Alfalfa – Weevils and Aphids

—Dr. Jeff Whitworth – Dr. Holly Schwarting – J.R. Ewing and Salehe Abbar

Alfalfa weevil feeding is winding down in north central Kansas, but not as fast as usual. If treatment is still considered prior to swathing do not forget to read the label and follow the PHI (post-harvest interval) required by the product you choose. The untreated control plots in our insecticide efficacy trials are still above our treatment threshold of 1 larva/2 stems, or 50% infestation, and contain many small larvae. Remember, larvae were 1st detected on 13 March so they have been actively feeding for six weeks. However, the good news is many insecticides are still providing excellent protection from one application three weeks ago. See below:

Screen Shot 2015-05-02 at 9.46.15 AM

Aphids continue to increase in alfalfa fields. They are primarily pea aphids with a few spotted aphids. Have not seen or heard of any at, or even close to, treatment thresholds, but populations are increasing. Lady beetle and parasitic wasp populations seem to be rebounding which should help slow down these aphid populations.

 

Wheat – Aphids

—by Dr. Jeff Whitworth and Dr.
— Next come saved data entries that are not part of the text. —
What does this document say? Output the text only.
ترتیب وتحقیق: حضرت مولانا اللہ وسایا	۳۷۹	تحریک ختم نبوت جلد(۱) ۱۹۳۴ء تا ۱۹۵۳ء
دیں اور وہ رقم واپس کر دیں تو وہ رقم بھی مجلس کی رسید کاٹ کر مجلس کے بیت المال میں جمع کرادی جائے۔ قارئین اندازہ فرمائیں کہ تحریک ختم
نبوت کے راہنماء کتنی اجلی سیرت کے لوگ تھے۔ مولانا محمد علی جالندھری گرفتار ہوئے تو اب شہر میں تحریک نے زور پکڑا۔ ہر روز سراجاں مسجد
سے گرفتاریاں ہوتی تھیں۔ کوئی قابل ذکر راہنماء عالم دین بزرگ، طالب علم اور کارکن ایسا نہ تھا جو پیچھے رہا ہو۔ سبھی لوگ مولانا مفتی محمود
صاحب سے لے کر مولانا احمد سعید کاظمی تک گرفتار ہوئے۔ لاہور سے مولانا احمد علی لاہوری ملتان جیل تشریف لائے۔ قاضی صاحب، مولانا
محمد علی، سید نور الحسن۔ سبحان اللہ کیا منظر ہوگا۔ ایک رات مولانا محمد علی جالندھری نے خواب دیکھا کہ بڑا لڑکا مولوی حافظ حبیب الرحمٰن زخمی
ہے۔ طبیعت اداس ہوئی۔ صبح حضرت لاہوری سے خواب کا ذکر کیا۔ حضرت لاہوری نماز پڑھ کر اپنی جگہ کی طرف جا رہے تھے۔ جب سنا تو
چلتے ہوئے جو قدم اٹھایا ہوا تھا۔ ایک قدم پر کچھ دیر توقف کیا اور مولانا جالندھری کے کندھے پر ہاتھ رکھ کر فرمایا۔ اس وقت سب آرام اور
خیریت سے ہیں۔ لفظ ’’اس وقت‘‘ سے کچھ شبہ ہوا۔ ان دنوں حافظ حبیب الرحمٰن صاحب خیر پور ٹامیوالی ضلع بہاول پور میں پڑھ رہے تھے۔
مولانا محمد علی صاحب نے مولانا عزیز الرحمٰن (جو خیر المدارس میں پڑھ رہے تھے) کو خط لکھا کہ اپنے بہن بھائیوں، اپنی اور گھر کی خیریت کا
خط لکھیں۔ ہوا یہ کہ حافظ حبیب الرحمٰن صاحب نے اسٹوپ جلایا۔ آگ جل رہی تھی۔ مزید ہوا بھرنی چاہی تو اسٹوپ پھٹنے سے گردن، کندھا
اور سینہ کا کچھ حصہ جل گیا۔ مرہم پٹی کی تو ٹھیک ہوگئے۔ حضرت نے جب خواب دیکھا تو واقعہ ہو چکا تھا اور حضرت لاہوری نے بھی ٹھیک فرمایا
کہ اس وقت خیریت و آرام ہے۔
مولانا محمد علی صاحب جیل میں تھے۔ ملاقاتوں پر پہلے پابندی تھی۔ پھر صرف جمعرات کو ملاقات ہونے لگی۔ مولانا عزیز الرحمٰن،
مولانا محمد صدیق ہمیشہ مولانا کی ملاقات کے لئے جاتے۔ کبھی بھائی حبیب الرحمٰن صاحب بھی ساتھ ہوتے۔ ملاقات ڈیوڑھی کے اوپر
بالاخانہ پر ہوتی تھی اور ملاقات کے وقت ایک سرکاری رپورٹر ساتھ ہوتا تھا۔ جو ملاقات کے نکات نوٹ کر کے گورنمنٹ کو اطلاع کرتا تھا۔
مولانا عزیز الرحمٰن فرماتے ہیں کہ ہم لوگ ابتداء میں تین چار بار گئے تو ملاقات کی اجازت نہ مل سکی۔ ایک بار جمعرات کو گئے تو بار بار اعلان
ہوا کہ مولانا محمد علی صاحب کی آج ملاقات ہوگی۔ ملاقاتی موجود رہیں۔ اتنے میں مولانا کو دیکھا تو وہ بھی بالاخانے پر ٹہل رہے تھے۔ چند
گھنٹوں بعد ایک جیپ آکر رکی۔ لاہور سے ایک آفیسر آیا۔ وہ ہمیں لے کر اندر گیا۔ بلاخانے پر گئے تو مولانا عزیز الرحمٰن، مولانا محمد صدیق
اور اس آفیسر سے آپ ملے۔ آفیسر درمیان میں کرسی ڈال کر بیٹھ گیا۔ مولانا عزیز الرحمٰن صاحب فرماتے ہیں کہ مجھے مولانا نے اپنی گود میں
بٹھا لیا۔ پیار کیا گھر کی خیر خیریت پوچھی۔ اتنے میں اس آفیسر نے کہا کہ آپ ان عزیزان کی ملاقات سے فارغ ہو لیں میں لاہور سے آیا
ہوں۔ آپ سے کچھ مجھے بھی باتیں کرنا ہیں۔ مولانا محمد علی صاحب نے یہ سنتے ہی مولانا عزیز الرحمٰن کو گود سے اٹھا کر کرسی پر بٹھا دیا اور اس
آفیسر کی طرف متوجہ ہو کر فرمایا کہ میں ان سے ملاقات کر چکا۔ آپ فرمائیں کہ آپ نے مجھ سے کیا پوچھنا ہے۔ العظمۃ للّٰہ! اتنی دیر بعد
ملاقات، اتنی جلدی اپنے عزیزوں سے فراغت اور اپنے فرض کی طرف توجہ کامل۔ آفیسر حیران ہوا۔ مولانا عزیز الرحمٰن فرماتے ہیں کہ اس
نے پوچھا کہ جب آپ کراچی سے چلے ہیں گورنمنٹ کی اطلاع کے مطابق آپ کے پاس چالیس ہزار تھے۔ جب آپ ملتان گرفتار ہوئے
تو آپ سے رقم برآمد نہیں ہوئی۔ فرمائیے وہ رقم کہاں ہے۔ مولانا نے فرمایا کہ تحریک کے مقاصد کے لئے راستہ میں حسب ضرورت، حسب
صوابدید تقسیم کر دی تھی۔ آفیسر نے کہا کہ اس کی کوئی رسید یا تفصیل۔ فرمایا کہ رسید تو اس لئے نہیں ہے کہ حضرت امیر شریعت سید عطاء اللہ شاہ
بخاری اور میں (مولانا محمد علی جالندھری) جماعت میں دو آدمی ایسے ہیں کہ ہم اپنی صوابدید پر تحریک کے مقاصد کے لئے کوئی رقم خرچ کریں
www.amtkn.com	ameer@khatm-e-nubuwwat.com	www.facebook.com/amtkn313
Holly Schwarting

Aphids, mainly bird cherry oat and greenbugs continue to migrate into wheat fields throughout north central and south central KS (see photos). When temperatures are warmer and winds are from the south, these aphids are migrating/blowing in, in significant numbers. However, we did note some mummies (parasitized aphids) in these fields so these little wasps are active and will probably help control these pests if insecticides are not used in these fields.